25 Years - A Tale of a Magazine, and of an Industry

When this publication was launched in November 1986 as FBO magazine, we ran an article announcing the sale of the Pal-Waukee Airport north of O’Hare International by the Priester family to the surrounding cities of Wheeling and Prospect Heights, IL...


When this publication was launched in November 1986 as FBO magazine, we ran an article announcing the sale of the Pal-Waukee Airport north of O’Hare International by the Priester family to the surrounding cities of Wheeling and Prospect Heights, IL. Today called Chicago Executive Airport, it still has as a tenant Priester Aviation, which is now a global charter operator.

I recently visited with Charlie Priester, 73, who subsequently sold his fixed base operation to Signature Flight Support, with whom he is now a subtenant. Of the changes over the past 25 years Priester comments, “The equipment has changed, but the industry is the same — it’s still people doing business with people. One thing you can never replace is a minute in time.”

He adds that his family’s philosophy through the years — “It’s all about the customer” — has not changed, a fact he points out that many airports are learning firsthand in today’s airline environment. “If you keep your eye on the ball as it relates to the customer, it will drive your future plans.”

Not long after, I met Don Campion of Banyan Air Service at Fort Lauderdale Executive Airport (FXE). He was a maintenance guy operating out of a leased lean-to, and was driven, as was I as the new editor of a magazine, canvassing airports around the U.S. and trying to understand who the players were, and what the business of airports was about.

I had gotten my start in the business as the communications manager for the National Air Transportation Association, which is where the publishers of this magazine had found me.

Don Campion wasn’t a player yet; he was a wanna be. Like so many other impassioned people in aviation, it wasn’t about flying the airplane, it was about making airplanes happen. Like avionics guys; like repair station guys; like airport directors.

Today, Banyan Air Service is a first-class operation with the amenities that the fractional revolution wrought.

People like Charlie Priester and Don Campion are good starting points for a story about the industry for the past 25 years, if for no other reason than they represent the spirit of entrepreneurialism so rampant in the history of this industry, and both reflect how much has changed over that timespan.
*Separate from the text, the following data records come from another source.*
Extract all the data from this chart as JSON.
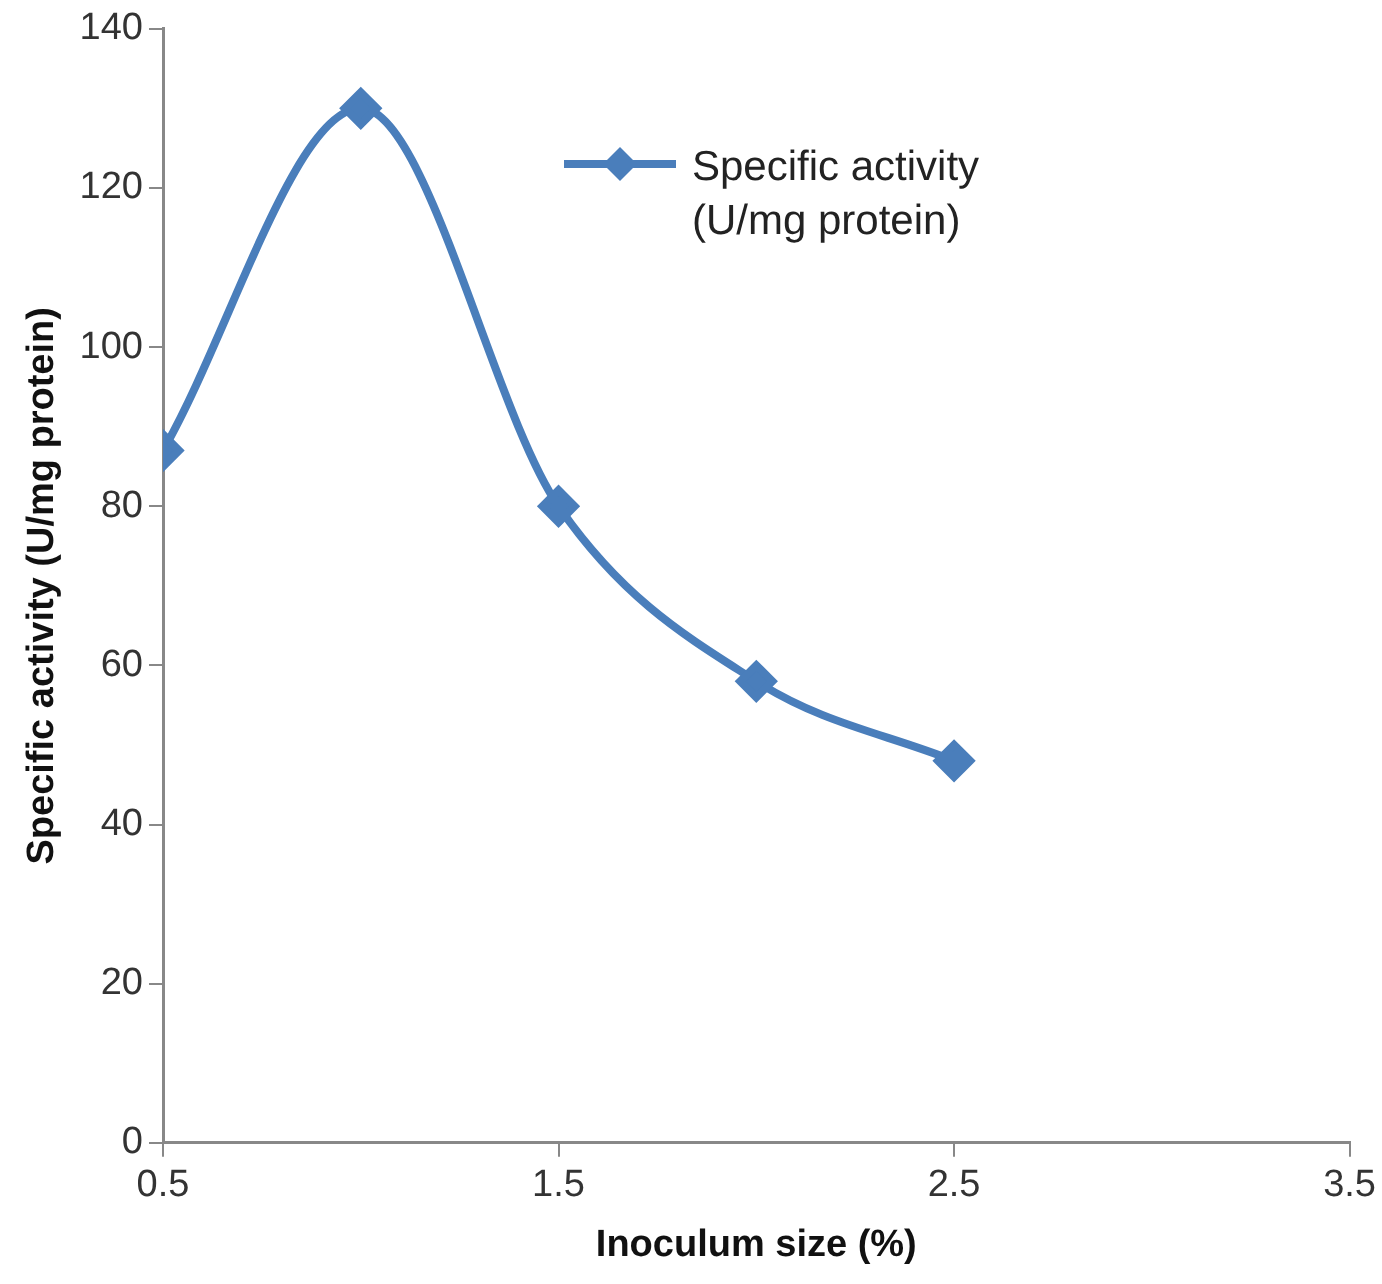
{
  "chart_data": {
    "type": "line",
    "xlabel": "Inoculum size (%)",
    "ylabel": "Specific activity (U/mg protein)",
    "x": [
      0.5,
      1,
      1.5,
      2,
      2.5
    ],
    "series": [
      {
        "name": "Specific activity (U/mg protein)",
        "color": "#4a7ebb",
        "values": [
          87,
          130,
          80,
          58,
          48
        ]
      }
    ],
    "xlim": [
      0.5,
      3.5
    ],
    "xticks": [
      0.5,
      1.5,
      2.5,
      3.5
    ],
    "ylim": [
      0,
      140
    ],
    "yticks": [
      0,
      20,
      40,
      60,
      80,
      100,
      120,
      140
    ],
    "grid": false,
    "legend": "top",
    "marker": "diamond",
    "line_style": "solid"
  }
}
We started this magazine, then FBO, in 1986 and the goal was to help aviation businesses (tenants) become better at what they do, particularly by learning from the successes of others as told in this magazine. The idea got traction. An early reader wrote us at the time that we may have come along at the right time and that it potentially could save his business. We grabbed onto that concept. Remember, the late ‘80s and early ‘90s were not pretty for the business of fixed base operators. The recession of 1991/92 was not a welcome visitor.

Then the world began to change — at least, for the world of tenant operations and the airports on which they resided.
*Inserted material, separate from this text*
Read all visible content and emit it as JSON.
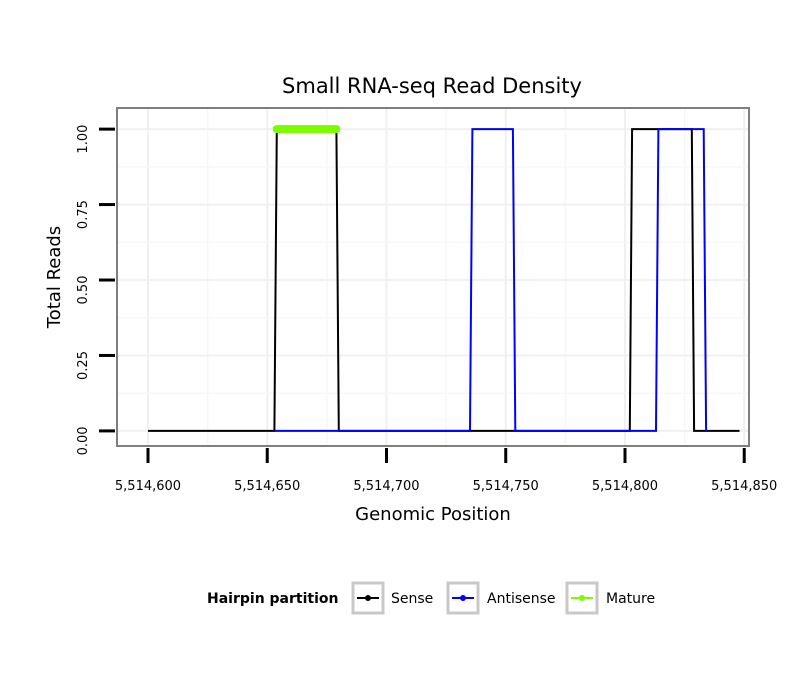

In 1991 we acquired our competitor Airport Services (nee: Airport Services Management) magazine and began to learn about the commercial aviation/airport management side of the business. Along the way we came to recognize that the world of airports in the U.S. was changing, and that recognition ultimately led to the merging of the two magazines, FBO and Airport Services, into AIRPORT BUSINESS.

USTs; tenant leases

In the mid-1980s, the Sunday night TV show ‘60 Minutes’ aired a program on leaking underground storage tanks (USTs). The story focused on a gas station and its leaking tanks that were contaminating a community’s underground aquifer, and thus its water supply. Back in the day ‘60 Minutes’ had the ability to cause the nation to “talk” on Monday morning, and that was no more true than the story about leaking USTs. In a heartbeat, the Environmental Protection Agency was proposing radical regulations (at the time) for attacking the problem.